Essa já seria uma avaliação lisonjeira para qualquer profissão, mas no caso da educação brasileira, que é um fracasso indiscutível, ela é verdadeiramente miraculosa. Os professores brasileiros têm uma situação privilegiada: mesmo sendo os principais responsáveis pelo ensino, não recebem praticamente nenhuma condenação pelo seu fracasso, que recai todo sobre os próprios filhos (os alunos) e os governantes. Deve ser um caso único em que o pai vitima o filho, já vitimado pelo péssimo ensino que recebe.

"O que a escola, e o que os profissionais fazem dentro dela, importam - e muito - para o desempenho do aluno."

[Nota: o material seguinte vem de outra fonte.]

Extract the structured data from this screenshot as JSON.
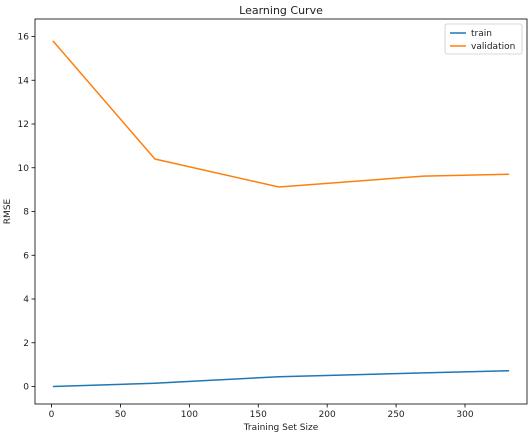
{
  "chart_data": {
    "type": "line",
    "title": "Learning Curve",
    "xlabel": "Training Set Size",
    "ylabel": "RMSE",
    "xlim": [
      -12,
      345
    ],
    "ylim": [
      -0.8,
      16.8
    ],
    "xticks": [
      0,
      50,
      100,
      150,
      200,
      250,
      300
    ],
    "yticks": [
      0,
      2,
      4,
      6,
      8,
      10,
      12,
      14,
      16
    ],
    "grid": false,
    "legend_position": "top-right",
    "series": [
      {
        "name": "train",
        "color": "#1f77b4",
        "x": [
          1,
          75,
          165,
          270,
          332
        ],
        "y": [
          0.0,
          0.15,
          0.45,
          0.62,
          0.72
        ]
      },
      {
        "name": "validation",
        "color": "#ff7f0e",
        "x": [
          1,
          75,
          165,
          270,
          332
        ],
        "y": [
          15.8,
          10.4,
          9.12,
          9.62,
          9.7
        ]
      }
    ]
  }
}
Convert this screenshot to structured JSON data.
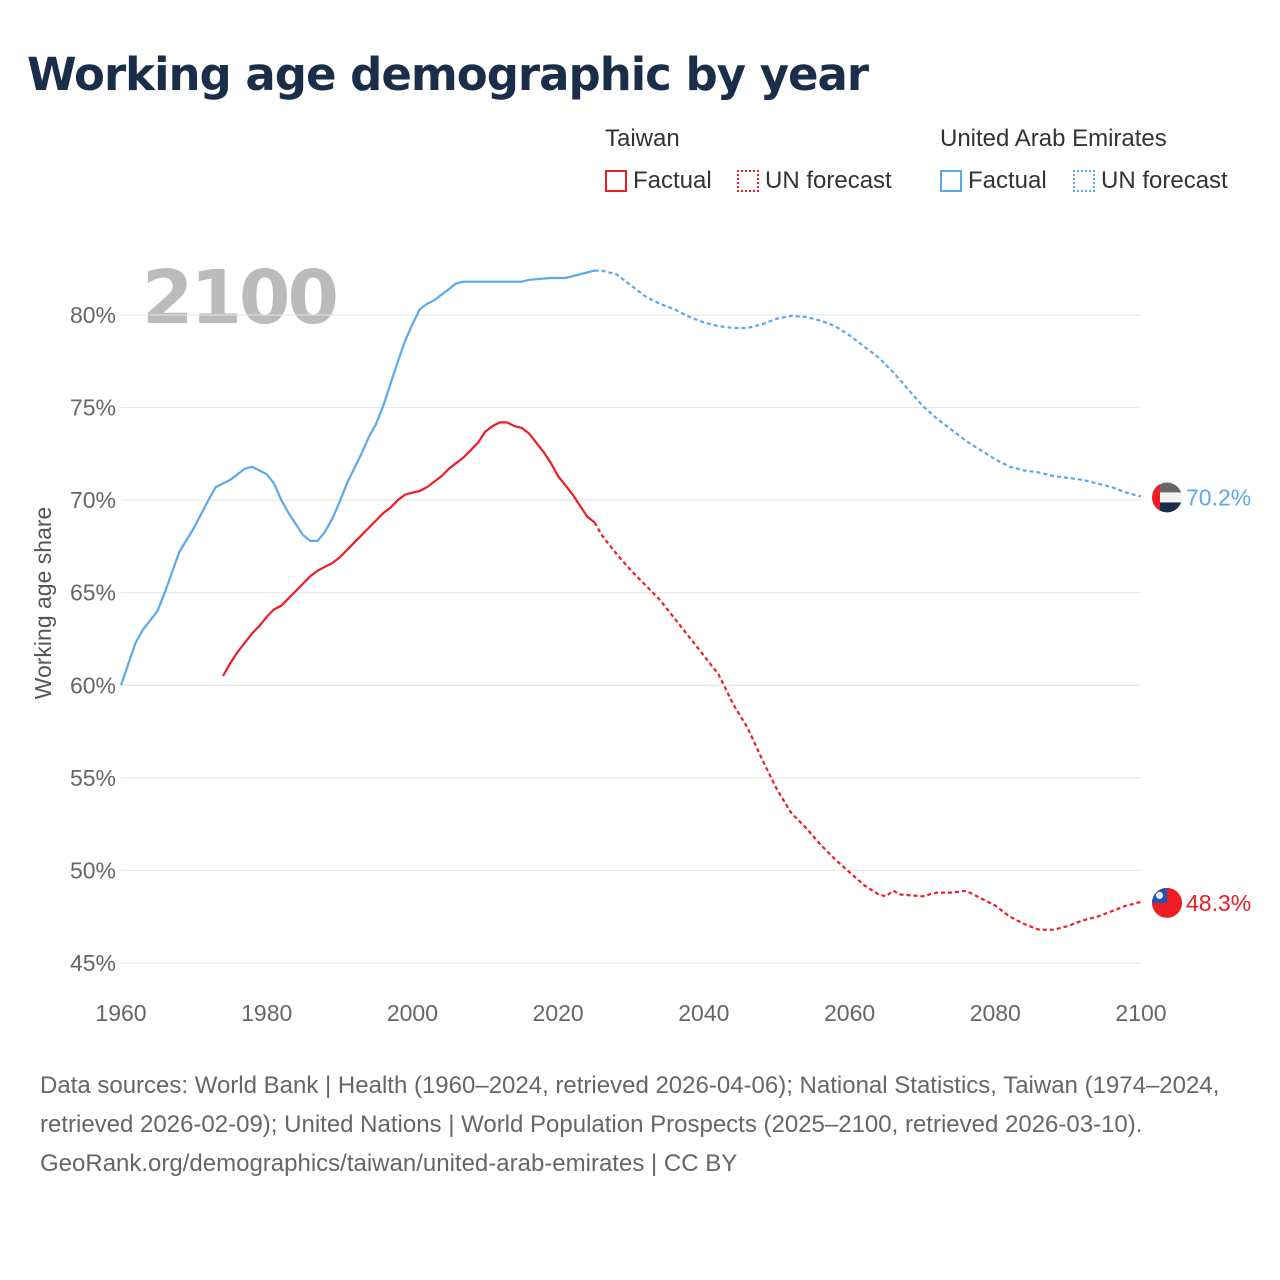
{
  "title": "Working age demographic by year",
  "legend": {
    "groups": [
      {
        "name": "Taiwan",
        "color": "#ee1c25",
        "items": [
          "Factual",
          "UN forecast"
        ]
      },
      {
        "name": "United Arab Emirates",
        "color": "#5ba8ea",
        "items": [
          "Factual",
          "UN forecast"
        ]
      }
    ]
  },
  "year_label": "2100",
  "footer": {
    "sources": "Data sources: World Bank | Health (1960–2024, retrieved 2026-04-06); National Statistics, Taiwan (1974–2024, retrieved 2026-02-09); United Nations | World Population Prospects (2025–2100, retrieved 2026-03-10).",
    "credit": "GeoRank.org/demographics/taiwan/united-arab-emirates | CC BY"
  },
  "chart_data": {
    "type": "line",
    "title": "Working age demographic by year",
    "xlabel": "",
    "ylabel": "Working age share",
    "xlim": [
      1960,
      2100
    ],
    "ylim": [
      45,
      82.5
    ],
    "xticks": [
      1960,
      1980,
      2000,
      2020,
      2040,
      2060,
      2080,
      2100
    ],
    "yticks": [
      45,
      50,
      55,
      60,
      65,
      70,
      75,
      80
    ],
    "ytick_labels": [
      "45%",
      "50%",
      "55%",
      "60%",
      "65%",
      "70%",
      "75%",
      "80%"
    ],
    "grid": true,
    "forecast_start": 2025,
    "series": [
      {
        "name": "United Arab Emirates",
        "color": "#5ba8ea",
        "end_label": "70.2%",
        "x": [
          1960,
          1962,
          1963,
          1965,
          1966,
          1968,
          1970,
          1972,
          1973,
          1975,
          1976,
          1977,
          1978,
          1979,
          1980,
          1981,
          1982,
          1983,
          1984,
          1985,
          1986,
          1987,
          1988,
          1989,
          1990,
          1991,
          1992,
          1993,
          1994,
          1995,
          1996,
          1997,
          1998,
          1999,
          2000,
          2001,
          2002,
          2003,
          2004,
          2005,
          2006,
          2007,
          2010,
          2015,
          2016,
          2019,
          2021,
          2024,
          2025,
          2026,
          2028,
          2030,
          2032,
          2034,
          2036,
          2038,
          2040,
          2042,
          2044,
          2046,
          2048,
          2050,
          2052,
          2054,
          2056,
          2058,
          2060,
          2062,
          2064,
          2066,
          2068,
          2070,
          2072,
          2074,
          2076,
          2078,
          2080,
          2082,
          2084,
          2086,
          2088,
          2090,
          2092,
          2094,
          2096,
          2098,
          2100
        ],
        "y": [
          60,
          62.3,
          63,
          64,
          65,
          67.2,
          68.5,
          70,
          70.7,
          71.1,
          71.4,
          71.7,
          71.8,
          71.6,
          71.4,
          70.9,
          70,
          69.3,
          68.7,
          68.1,
          67.8,
          67.8,
          68.3,
          69,
          69.9,
          70.9,
          71.7,
          72.5,
          73.4,
          74.1,
          75.1,
          76.3,
          77.5,
          78.6,
          79.5,
          80.3,
          80.6,
          80.8,
          81.1,
          81.4,
          81.7,
          81.8,
          81.8,
          81.8,
          81.9,
          82,
          82,
          82.3,
          82.4,
          82.4,
          82.2,
          81.6,
          81,
          80.6,
          80.3,
          79.9,
          79.6,
          79.4,
          79.3,
          79.3,
          79.5,
          79.8,
          79.95,
          79.9,
          79.7,
          79.4,
          78.9,
          78.3,
          77.7,
          76.9,
          76,
          75.1,
          74.4,
          73.8,
          73.2,
          72.7,
          72.2,
          71.8,
          71.6,
          71.5,
          71.3,
          71.2,
          71.1,
          70.9,
          70.7,
          70.4,
          70.2
        ]
      },
      {
        "name": "Taiwan",
        "color": "#ee1c25",
        "end_label": "48.3%",
        "x": [
          1974,
          1975,
          1976,
          1977,
          1978,
          1979,
          1980,
          1981,
          1982,
          1983,
          1984,
          1985,
          1986,
          1987,
          1988,
          1989,
          1990,
          1991,
          1992,
          1993,
          1994,
          1995,
          1996,
          1997,
          1998,
          1999,
          2000,
          2001,
          2002,
          2003,
          2004,
          2005,
          2006,
          2007,
          2008,
          2009,
          2010,
          2011,
          2012,
          2013,
          2014,
          2015,
          2016,
          2017,
          2018,
          2019,
          2020,
          2021,
          2022,
          2023,
          2024,
          2025,
          2026,
          2027,
          2028,
          2030,
          2032,
          2034,
          2036,
          2038,
          2040,
          2042,
          2044,
          2046,
          2048,
          2050,
          2052,
          2054,
          2056,
          2058,
          2060,
          2062,
          2064,
          2065,
          2066,
          2067,
          2070,
          2072,
          2074,
          2076,
          2078,
          2080,
          2082,
          2084,
          2086,
          2088,
          2090,
          2092,
          2094,
          2096,
          2098,
          2100
        ],
        "y": [
          60.5,
          61.2,
          61.8,
          62.3,
          62.8,
          63.2,
          63.7,
          64.1,
          64.3,
          64.7,
          65.1,
          65.5,
          65.9,
          66.2,
          66.4,
          66.6,
          66.9,
          67.3,
          67.7,
          68.1,
          68.5,
          68.9,
          69.3,
          69.6,
          70,
          70.3,
          70.4,
          70.5,
          70.7,
          71,
          71.3,
          71.7,
          72,
          72.3,
          72.7,
          73.1,
          73.7,
          74,
          74.2,
          74.2,
          74,
          73.9,
          73.6,
          73.1,
          72.6,
          72,
          71.3,
          70.8,
          70.3,
          69.7,
          69.1,
          68.8,
          68.1,
          67.6,
          67.1,
          66.2,
          65.4,
          64.6,
          63.6,
          62.6,
          61.6,
          60.6,
          59,
          57.7,
          56,
          54.4,
          53.1,
          52.3,
          51.4,
          50.6,
          49.9,
          49.2,
          48.7,
          48.6,
          48.9,
          48.7,
          48.6,
          48.8,
          48.8,
          48.9,
          48.5,
          48.1,
          47.5,
          47.1,
          46.8,
          46.8,
          47,
          47.3,
          47.5,
          47.8,
          48.1,
          48.3
        ]
      }
    ]
  }
}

Se há, em alguma região do país ou contexto específico, reclamações dirigidas aos professores que os façam sentir-se desvalorizados, só podemos dizer que é de se esperar. Poucas categorias profissionais no país apresentam resultados tão decepcionantes como a dos trabalhadores do ensino. E em nenhum outro caso esse desempenho é tão importante para o país. Durante décadas imperou a visão de que os problemas educacionais eram todos exógenos aos profissionais do ensino - causados pelas supostas faltas de interesse e de investimento da sociedade ou por problemas do próprio aluno. Atualmente, com as avaliações às quais o sistema educacional está sujeito, essa visão tornou-se insustentável. É absolutamente transparente que, com os mesmos níveis de recurso e atendendo pais e alunos dos mesmos estratos sociais, escolas diferentes têm resultados muito distintos. Sinal de que a escola, e o que os profissionais fazem dentro dela, importam - e muito - para o desempenho do aluno.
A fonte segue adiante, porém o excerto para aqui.